Take your time, not a problem.

Small update, I was able to achieve another 15-35% speedup on 3 of the 4 hex benchmarks which brings those 3 benchmarks to being twice as fast as main on my machine.

I tried rewriting hexdigit to be non-breaking by removing use of FromPrimitive. The performance of the following version is ~30% faster than main but still 30% slower than using FromPrimitive.

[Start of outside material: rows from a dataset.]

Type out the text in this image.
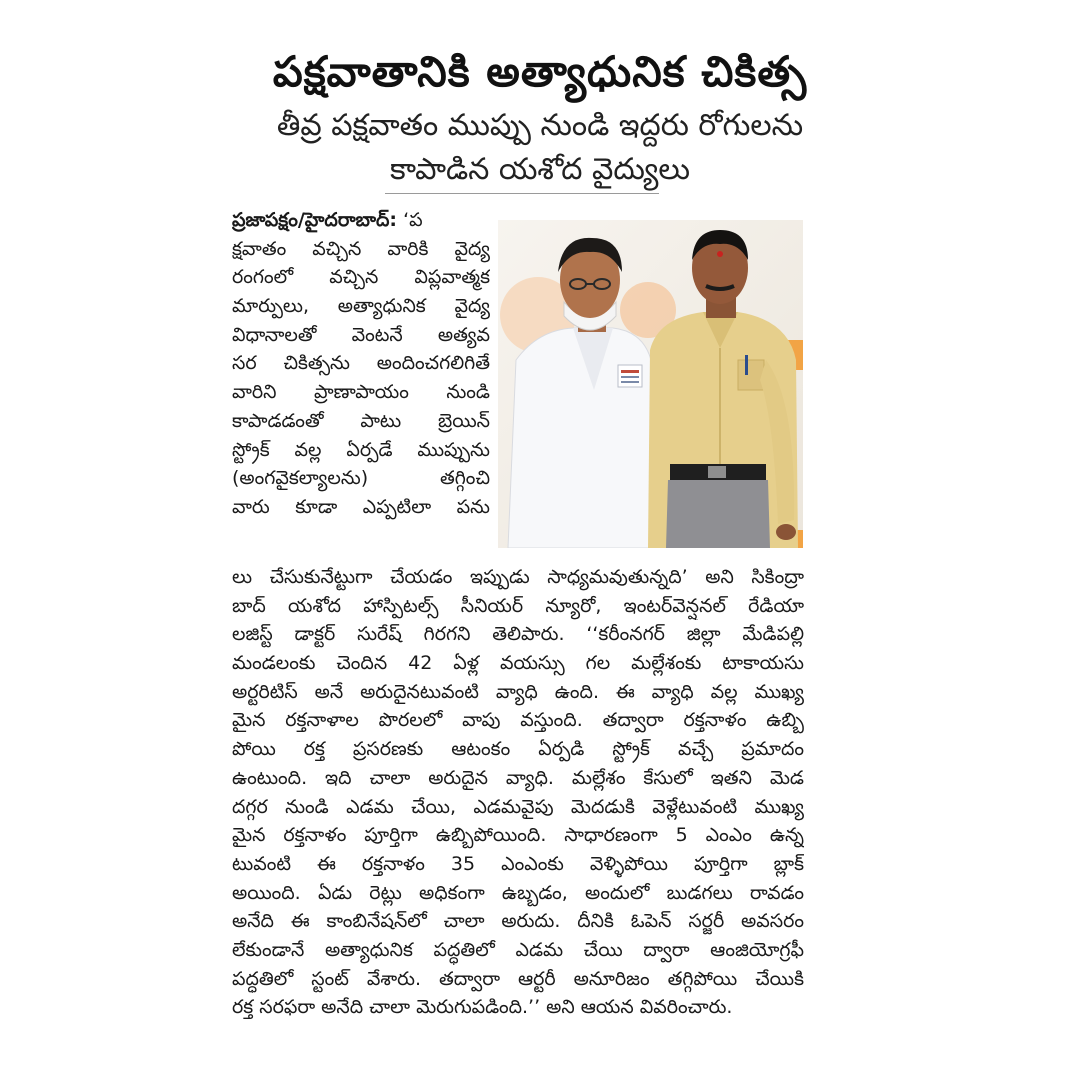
పక్షవాతానికి అత్యాధునిక చికిత్స
తీవ్ర పక్షవాతం ముప్పు నుండి ఇద్దరు రోగులను
కాపాడిన యశోద వైద్యులు
ప్రజాపక్షం/హైదరాబాద్: ‘ప
క్షవాతం వచ్చిన వారికి వైద్య
రంగంలో వచ్చిన విప్లవాత్మక
మార్పులు, అత్యాధునిక వైద్య
విధానాలతో వెంటనే అత్యవ
సర చికిత్సను అందించగలిగితే
వారిని ప్రాణాపాయం నుండి
కాపాడడంతో పాటు బ్రెయిన్
స్ట్రోక్ వల్ల ఏర్పడే ముప్పును
(అంగవైకల్యాలను) తగ్గించి
వారు కూడా ఎప్పటిలా పను
లు చేసుకునేట్టుగా చేయడం ఇప్పుడు సాధ్యమవుతున్నది’ అని సికింద్రా
బాద్ యశోద హాస్పిటల్స్ సీనియర్ న్యూరో, ఇంటర్‌వెన్షనల్ రేడియా
లజిస్ట్ డాక్టర్ సురేష్ గిరగని తెలిపారు. ‘‘కరీంనగర్ జిల్లా మేడిపల్లి
మండలంకు చెందిన 42 ఏళ్ల వయస్సు గల మల్లేశంకు టాకాయసు
అర్టరిటిస్ అనే అరుదైనటువంటి వ్యాధి ఉంది. ఈ వ్యాధి వల్ల ముఖ్య
మైన రక్తనాళాల పొరలలో వాపు వస్తుంది. తద్వారా రక్తనాళం ఉబ్బి
పోయి రక్త ప్రసరణకు ఆటంకం ఏర్పడి స్ట్రోక్ వచ్చే ప్రమాదం
ఉంటుంది. ఇది చాలా అరుదైన వ్యాధి. మల్లేశం కేసులో ఇతని మెడ
దగ్గర నుండి ఎడమ చేయి, ఎడమవైపు మెదడుకి వెళ్లేటువంటి ముఖ్య
మైన రక్తనాళం పూర్తిగా ఉబ్బిపోయింది. సాధారణంగా 5 ఎంఎం ఉన్న
టువంటి ఈ రక్తనాళం 35 ఎంఎంకు వెళ్ళిపోయి పూర్తిగా బ్లాక్
అయింది. ఏడు రెట్లు అధికంగా ఉబ్బడం, అందులో బుడగలు రావడం
అనేది ఈ కాంబినేషన్‌లో చాలా అరుదు. దీనికి ఓపెన్ సర్జరీ అవసరం
లేకుండానే అత్యాధునిక పద్ధతిలో ఎడమ చేయి ద్వారా ఆంజియోగ్రఫీ
పద్ధతిలో స్టంట్ వేశారు. తద్వారా ఆర్టరీ అనూరిజం తగ్గిపోయి చేయికి
రక్త సరఫరా అనేది చాలా మెరుగుపడింది.’’ అని ఆయన వివరించారు.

fn ascii_to_hexdigit<I>(character: u8) -> Option<I>
where
    I: Zero + One,
{
    // Unsetting the 6th bit converts ASCII alphabetic lowercase to uppercase.
    //
    // b'A' = 0b_0100_0001 (decimal 65), b'F' = 0b_0100_0110 (decimal 70)
    // b'a' = 0b_0110_0001 (decimal 97), b'f' = 0b_0110_0110 (decimal 102)
    // b'a' & 0b_1101_1111 converts 'a' to 'A'.
    let mask = 0b_1101_1111;

    if matches!(character, b'0'..=b'9') {
        match character {
            b'0' => Some(nth(0)),
            b'1' => Some(nth(1)),
            b'2' => Some(nth(2)),
            b'3' => Some(nth(3)),
            b'4' => Some(nth(4)),
            b'5' => Some(nth(5)),
            b'6' => Some(nth(6)),
            b'7' => Some(nth(7)),
            b'8' => Some(nth(8)),
            b'9' => Some(nth(9)),
            _ => None,
        }
    } else {
        match character & mask {
            b'A' => Some(nth(10)),
            b'B' => Some(nth(11)),
            b'C' => Some(nth(12)),
            b'D' => Some(nth(13)),
            b'E' => Some(nth(14)),
            b'F' => Some(nth(15)),
            _ => None,
        }
    }
}

There was a mistake in the first Compiler Explorer link I posted for ascii_to_digit, when the third line of the ascii_to_digit_contains version is changed to Some((n - b'0') as i32) all 3 functions produce the same instructions. I'm not sure why it performs better in the benchmark.